Postby Ian Buxton » Mon Apr 06, 2009 10:01 am

The ageing rules were first introduced into law in 1909 and were very strictly policed. In those days (and until recently) there was a Customs & Excise Officer stationed permanently at every distillery and blending/bottling operation to double-check everything.

But it's right to say that everything has to be read in the context of its time. MacDonald (actually a pseudonym for a fervently Scottish writer and journalist called Thomson) was writing during the Depression of the 1920s and early 1930s and he was concerned that a) whisky was in decline and this was a symptom of the wider economic and cultural decline of Scotland and b) that the almost universal presence of blends was killing off a sense of 'real' whisky and thus Scotland.
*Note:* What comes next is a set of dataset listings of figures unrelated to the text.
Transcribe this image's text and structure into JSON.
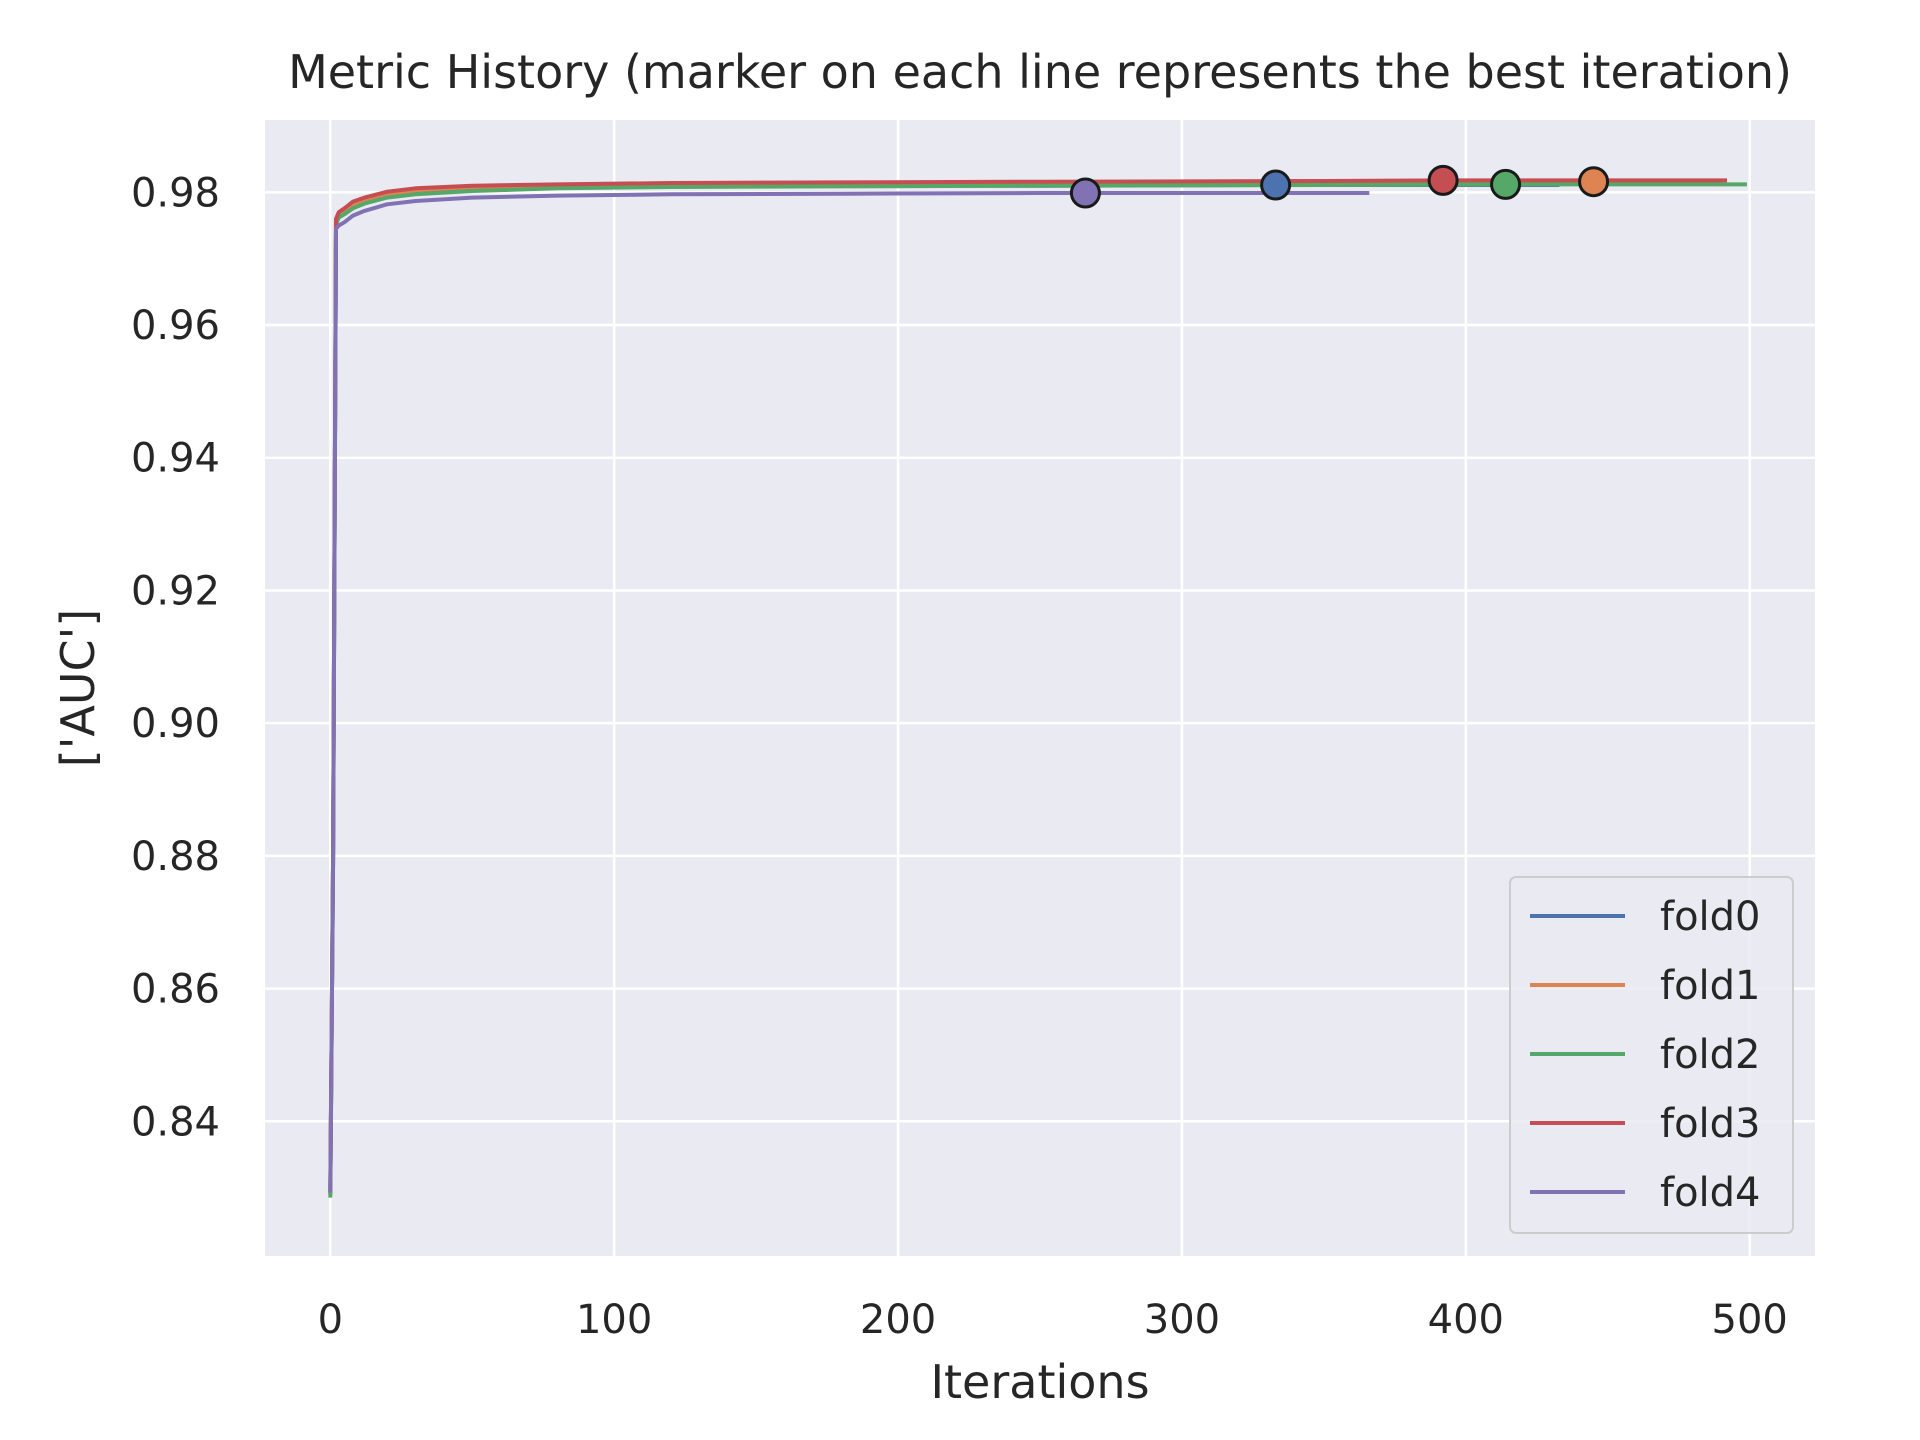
{
  "chart_data": {
    "type": "line",
    "title": "Metric History (marker on each line represents the best iteration)",
    "xlabel": "Iterations",
    "ylabel": "['AUC']",
    "xlim": [
      -23,
      523
    ],
    "ylim": [
      0.8197,
      0.9909
    ],
    "xticks": [
      0,
      100,
      200,
      300,
      400,
      500
    ],
    "yticks": [
      0.84,
      0.86,
      0.88,
      0.9,
      0.92,
      0.94,
      0.96,
      0.98
    ],
    "xtick_labels": [
      "0",
      "100",
      "200",
      "300",
      "400",
      "500"
    ],
    "ytick_labels": [
      "0.84",
      "0.86",
      "0.88",
      "0.90",
      "0.92",
      "0.94",
      "0.96",
      "0.98"
    ],
    "grid": true,
    "background": "#eaeaf2",
    "legend_position": "lower-right",
    "series": [
      {
        "name": "fold0",
        "color": "#4c72b0",
        "x": [
          0,
          1,
          2,
          3,
          5,
          8,
          12,
          20,
          30,
          50,
          80,
          120,
          180,
          250,
          333,
          380,
          433
        ],
        "y": [
          0.829,
          0.88,
          0.9755,
          0.9765,
          0.977,
          0.978,
          0.9785,
          0.9795,
          0.98,
          0.9805,
          0.981,
          0.981,
          0.981,
          0.981,
          0.9811,
          0.9811,
          0.9811
        ],
        "best": {
          "x": 333,
          "y": 0.9811
        }
      },
      {
        "name": "fold1",
        "color": "#dd8452",
        "x": [
          0,
          1,
          2,
          3,
          5,
          8,
          12,
          20,
          30,
          50,
          80,
          120,
          180,
          250,
          350,
          445,
          490
        ],
        "y": [
          0.829,
          0.88,
          0.9757,
          0.9767,
          0.9772,
          0.9782,
          0.9788,
          0.9797,
          0.9803,
          0.9808,
          0.9811,
          0.9812,
          0.9813,
          0.9814,
          0.9815,
          0.9816,
          0.9816
        ],
        "best": {
          "x": 445,
          "y": 0.9816
        }
      },
      {
        "name": "fold2",
        "color": "#55a868",
        "x": [
          0,
          1,
          2,
          3,
          5,
          8,
          12,
          20,
          30,
          50,
          80,
          120,
          180,
          250,
          350,
          414,
          499
        ],
        "y": [
          0.8285,
          0.879,
          0.9752,
          0.9762,
          0.9767,
          0.9776,
          0.9783,
          0.9792,
          0.9797,
          0.9802,
          0.9806,
          0.9808,
          0.9809,
          0.981,
          0.9811,
          0.9812,
          0.9812
        ],
        "best": {
          "x": 414,
          "y": 0.9812
        }
      },
      {
        "name": "fold3",
        "color": "#c44e52",
        "x": [
          0,
          1,
          2,
          3,
          5,
          8,
          12,
          20,
          30,
          50,
          80,
          120,
          180,
          250,
          350,
          392,
          492
        ],
        "y": [
          0.8295,
          0.881,
          0.976,
          0.977,
          0.9776,
          0.9786,
          0.9792,
          0.9801,
          0.9806,
          0.981,
          0.9812,
          0.9814,
          0.9815,
          0.9816,
          0.9817,
          0.9818,
          0.9818
        ],
        "best": {
          "x": 392,
          "y": 0.9818
        }
      },
      {
        "name": "fold4",
        "color": "#8172b3",
        "x": [
          0,
          1,
          2,
          3,
          5,
          8,
          12,
          20,
          30,
          50,
          80,
          120,
          180,
          250,
          266,
          300,
          366
        ],
        "y": [
          0.8293,
          0.88,
          0.9745,
          0.975,
          0.9755,
          0.9765,
          0.9772,
          0.9782,
          0.9787,
          0.9792,
          0.9795,
          0.9797,
          0.9798,
          0.9799,
          0.9799,
          0.9799,
          0.9799
        ],
        "best": {
          "x": 266,
          "y": 0.9799
        }
      }
    ]
  }
}
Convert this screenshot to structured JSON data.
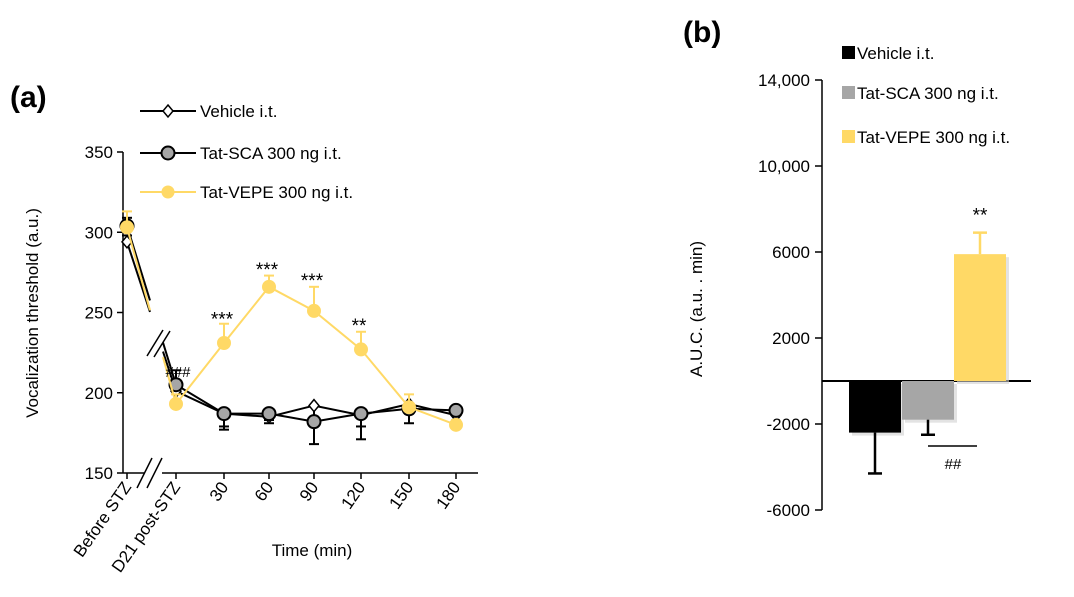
{
  "chart_data": [
    {
      "panel_label": "(a)",
      "type": "line",
      "categories": [
        "Before STZ",
        "D21 post-STZ",
        "30",
        "60",
        "90",
        "120",
        "150",
        "180"
      ],
      "xlabel": "Time (min)",
      "ylabel": "Vocalization threshold (a.u.)",
      "ylim": [
        150,
        350
      ],
      "yticks": [
        "150",
        "200",
        "250",
        "300",
        "350"
      ],
      "grid": false,
      "legend_position": "top",
      "axis_break": true,
      "series": [
        {
          "name": "Vehicle i.t.",
          "marker": "diamond-open",
          "color": "#000000",
          "values": [
            294,
            201,
            187,
            185,
            192,
            186,
            193,
            186
          ],
          "errors": [
            4,
            6,
            8,
            4,
            7,
            7,
            6,
            4
          ]
        },
        {
          "name": "Tat-SCA 300 ng i.t.",
          "marker": "circle",
          "color": "#a6a6a6",
          "values": [
            304,
            205,
            187,
            187,
            182,
            187,
            190,
            189
          ],
          "errors": [
            5,
            9,
            10,
            4,
            14,
            16,
            9,
            3
          ]
        },
        {
          "name": "Tat-VEPE 300 ng i.t.",
          "marker": "circle",
          "color": "#ffd966",
          "values": [
            303,
            193,
            231,
            266,
            251,
            227,
            191,
            180
          ],
          "errors": [
            10,
            6,
            12,
            7,
            15,
            11,
            8,
            3
          ]
        }
      ],
      "annotations": [
        {
          "category": "D21 post-STZ",
          "text": "###",
          "value": 213
        },
        {
          "category": "30",
          "text": "***",
          "value": 245
        },
        {
          "category": "60",
          "text": "***",
          "value": 276
        },
        {
          "category": "90",
          "text": "***",
          "value": 269
        },
        {
          "category": "120",
          "text": "**",
          "value": 241
        }
      ]
    },
    {
      "panel_label": "(b)",
      "type": "bar",
      "categories": [
        "Vehicle i.t.",
        "Tat-SCA 300 ng i.t.",
        "Tat-VEPE 300 ng i.t."
      ],
      "ylabel": "A.U.C. (a.u. . min)",
      "ylim": [
        -6000,
        14000
      ],
      "yticks": [
        "-6000",
        "-2000",
        "2000",
        "6000",
        "10,000",
        "14,000"
      ],
      "grid": false,
      "legend_position": "top",
      "series": [
        {
          "name": "Vehicle i.t.",
          "color": "#000000",
          "value": -2400,
          "error": 1900
        },
        {
          "name": "Tat-SCA 300 ng i.t.",
          "color": "#a6a6a6",
          "value": -1800,
          "error": 700
        },
        {
          "name": "Tat-VEPE 300 ng i.t.",
          "color": "#ffd966",
          "value": 5900,
          "error": 1000
        }
      ],
      "annotations": [
        {
          "series": "Tat-VEPE 300 ng i.t.",
          "text": "**"
        },
        {
          "between": [
            "Tat-SCA 300 ng i.t.",
            "Tat-VEPE 300 ng i.t."
          ],
          "text": "##"
        }
      ]
    }
  ]
}
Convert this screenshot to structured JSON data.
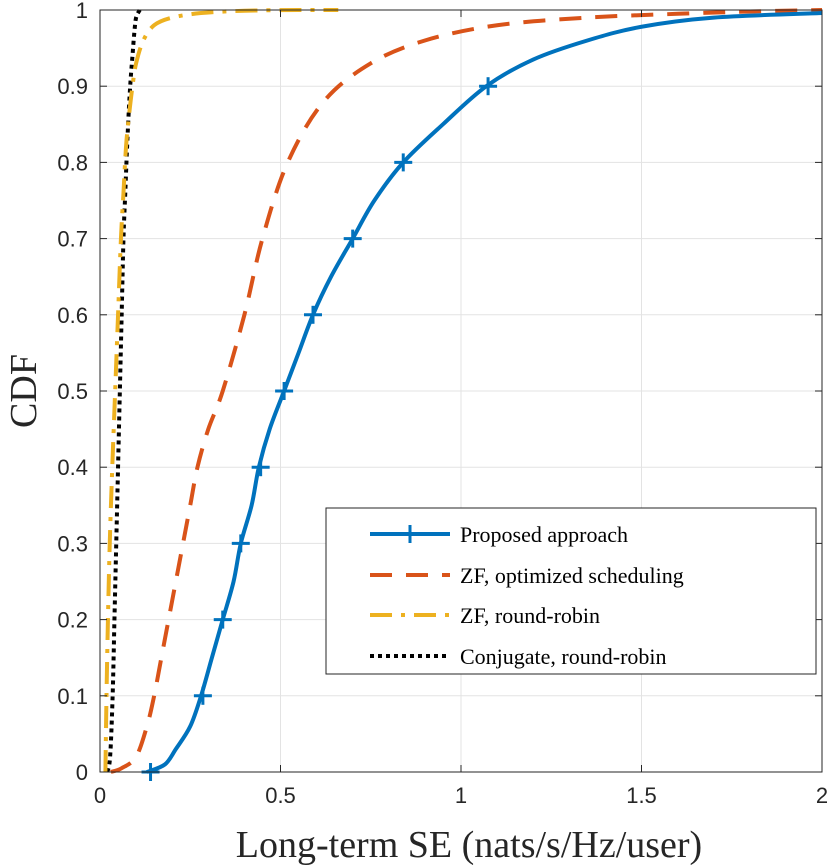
{
  "chart_data": {
    "type": "line",
    "title": "",
    "xlabel": "Long-term SE (nats/s/Hz/user)",
    "ylabel": "CDF",
    "xlim": [
      0,
      2
    ],
    "ylim": [
      0,
      1
    ],
    "grid": true,
    "legend_position": "lower-right",
    "x_ticks": [
      "0",
      "0.5",
      "1",
      "1.5",
      "2"
    ],
    "x_tick_values": [
      0,
      0.5,
      1,
      1.5,
      2
    ],
    "y_ticks": [
      "0",
      "0.1",
      "0.2",
      "0.3",
      "0.4",
      "0.5",
      "0.6",
      "0.7",
      "0.8",
      "0.9",
      "1"
    ],
    "y_tick_values": [
      0,
      0.1,
      0.2,
      0.3,
      0.4,
      0.5,
      0.6,
      0.7,
      0.8,
      0.9,
      1
    ],
    "series": [
      {
        "name": "Proposed approach",
        "color": "#0072BD",
        "style": "solid",
        "marker": "plus",
        "x": [
          0.13,
          0.18,
          0.21,
          0.25,
          0.28,
          0.31,
          0.34,
          0.37,
          0.39,
          0.42,
          0.44,
          0.47,
          0.51,
          0.55,
          0.59,
          0.64,
          0.7,
          0.76,
          0.84,
          0.95,
          1.07,
          1.2,
          1.35,
          1.5,
          1.7,
          2.0
        ],
        "y": [
          0.0,
          0.01,
          0.03,
          0.06,
          0.1,
          0.15,
          0.2,
          0.25,
          0.3,
          0.35,
          0.4,
          0.45,
          0.5,
          0.55,
          0.6,
          0.65,
          0.7,
          0.75,
          0.8,
          0.85,
          0.9,
          0.935,
          0.96,
          0.978,
          0.99,
          0.996
        ],
        "marker_points": [
          [
            0.14,
            0.0
          ],
          [
            0.285,
            0.1
          ],
          [
            0.34,
            0.2
          ],
          [
            0.39,
            0.3
          ],
          [
            0.445,
            0.4
          ],
          [
            0.51,
            0.5
          ],
          [
            0.59,
            0.6
          ],
          [
            0.7,
            0.7
          ],
          [
            0.84,
            0.8
          ],
          [
            1.075,
            0.9
          ]
        ]
      },
      {
        "name": "ZF, optimized scheduling",
        "color": "#D95319",
        "style": "dashed",
        "x": [
          0.03,
          0.06,
          0.1,
          0.13,
          0.15,
          0.17,
          0.19,
          0.21,
          0.23,
          0.25,
          0.27,
          0.3,
          0.34,
          0.4,
          0.45,
          0.52,
          0.62,
          0.75,
          0.9,
          1.1,
          1.35,
          1.6,
          1.8,
          2.0
        ],
        "y": [
          0.0,
          0.005,
          0.02,
          0.06,
          0.1,
          0.15,
          0.2,
          0.25,
          0.3,
          0.35,
          0.4,
          0.45,
          0.5,
          0.6,
          0.7,
          0.8,
          0.88,
          0.93,
          0.96,
          0.98,
          0.99,
          0.995,
          0.998,
          1.0
        ]
      },
      {
        "name": "ZF, round-robin",
        "color": "#EDB120",
        "style": "dashdot",
        "x": [
          0.015,
          0.018,
          0.022,
          0.027,
          0.034,
          0.042,
          0.05,
          0.058,
          0.065,
          0.072,
          0.08,
          0.09,
          0.1,
          0.12,
          0.15,
          0.2,
          0.28,
          0.4,
          0.55,
          0.66
        ],
        "y": [
          0.0,
          0.1,
          0.2,
          0.3,
          0.4,
          0.5,
          0.6,
          0.7,
          0.76,
          0.82,
          0.86,
          0.9,
          0.93,
          0.96,
          0.98,
          0.99,
          0.996,
          0.999,
          1.0,
          1.0
        ]
      },
      {
        "name": "Conjugate, round-robin",
        "color": "#000000",
        "style": "dotted",
        "x": [
          0.02,
          0.028,
          0.035,
          0.04,
          0.045,
          0.05,
          0.055,
          0.06,
          0.065,
          0.07,
          0.075,
          0.08,
          0.085,
          0.09,
          0.095,
          0.1,
          0.11
        ],
        "y": [
          0.0,
          0.02,
          0.1,
          0.2,
          0.3,
          0.4,
          0.5,
          0.6,
          0.7,
          0.76,
          0.82,
          0.87,
          0.91,
          0.94,
          0.97,
          0.99,
          1.0
        ]
      }
    ]
  }
}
He was influential in the development of nationalist politics in Scotland. For him, whisky was part of Scotland's national identity and cultural heritage: a profoundly important and almost mystical thing. That is why the book is so poetic and lyrical in parts and continues to be relevant and appealing today.

'Truths About Whisky' is earlier but shares a sympathetic attitude to blending, though the abuses were much worse then and the Irish had other problems also. There was resistance to blending in Scotland but the influence of the Distillers Company (DCL) was so pervasive that these voices were seldom heard.

This string is getting quite intellectual, isn't it? Time for a dram I think.